A Houthi spokesman, Yahya al-Houthi, denied that the movement had received any Iranian weapons, training or money, and added that the accusation was an old one leveled by the United States and Saudi Arabia.
Many Yemeni political and tribal figures dismiss any Iranian military support as insignificant, noting that the Houthis have plenty of weapons, and that Saudi Arabia has been supplying Yemeni factions with arms for decades. Some add that any substantial shipments of arms across inland Yemen would have left a clear trail of evidence.
There have been reports on the subject in the Yemeni press — as in years past — but those are widely dismissed as rumors disseminated by Saleh loyalists, or allies of Saudi Arabia. One high-ranking Yemeni official said that he had been told about the Iranian military aid by Mr. Brennan, but that he had no other reason to believe it.

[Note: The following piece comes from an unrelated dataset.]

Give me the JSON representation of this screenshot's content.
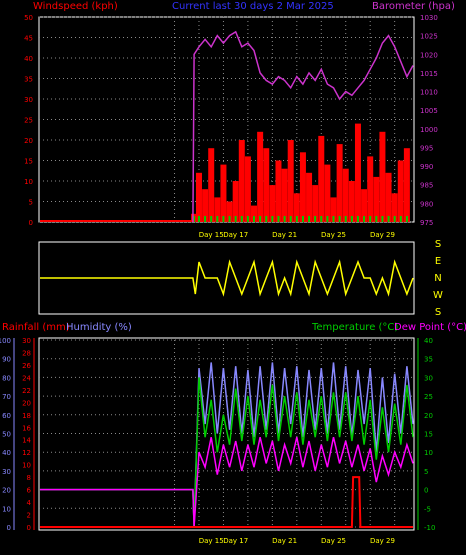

True or not, the claims of Iranian support are now held up as gospel by Sunni tribal figures in northern Yemen, where fears are rising of a proxy conflict between Iran and Saudi Arabia. One prominent Sunni tribal leader in northern Jawf Province, Abdullah al-Jumaili, said: “We don’t even call them the ‘Houthis’ anymore. We refer to them as ‘the followers of Iran.’ ”
Weapons aside, Iran is offering financial help, training and encouragement to a number of groups that protested against Mr. Saleh’s rule in the past year, according to Yemeni political leaders, diplomats and tribal figures.
“We have been treated unjustly by Saudi Arabia, and we do not mind taking help from Iran, which has been sympathetic to our cause,” Sultan al-Samie, a prominent tribal figure and militia leader in the central city of Taiz, said in a telephone interview. Mr. Samie said that he traveled to Iran to attend an all-expenses-paid conference last fall, along with scores of other protesters, but he denied widespread reports in Yemen that he has accepted Iranian payments.
Iran appears to be playing its hand shrewdly, offering financial help and sympathy but insisting that there are no strings attached, according to Mr. Samie and others. That is an important distinction in an area where Saudi Arabia is widely perceived to have used cash to manipulate Yemeni political and religious currents. Iran also recently added a daily Yemen program to its Arabic-language channel, Al Aalem, that is now popular across Yemen for its anti-Saleh slant. The channel is also viscerally anti-American, like all Iranian official media.
There also appears to be increased Iranian influence among Yemeni activists, especially those not affiliated with the Islamist party Islah, and even more so among supporters of the southern separatists movement, known as the Herak.
A large contingent of Yemenis attended two conferences in Tehran in September and January intended to link Iran with protesters affiliated with the Arab Spring movements. “We need another force today to make balance and I think that force is Iran,” said Aad Qaid, a 28-year-old activist who supports the southern secessionist movement and attended the January conference. “Iran supports the Houthis and Herak.”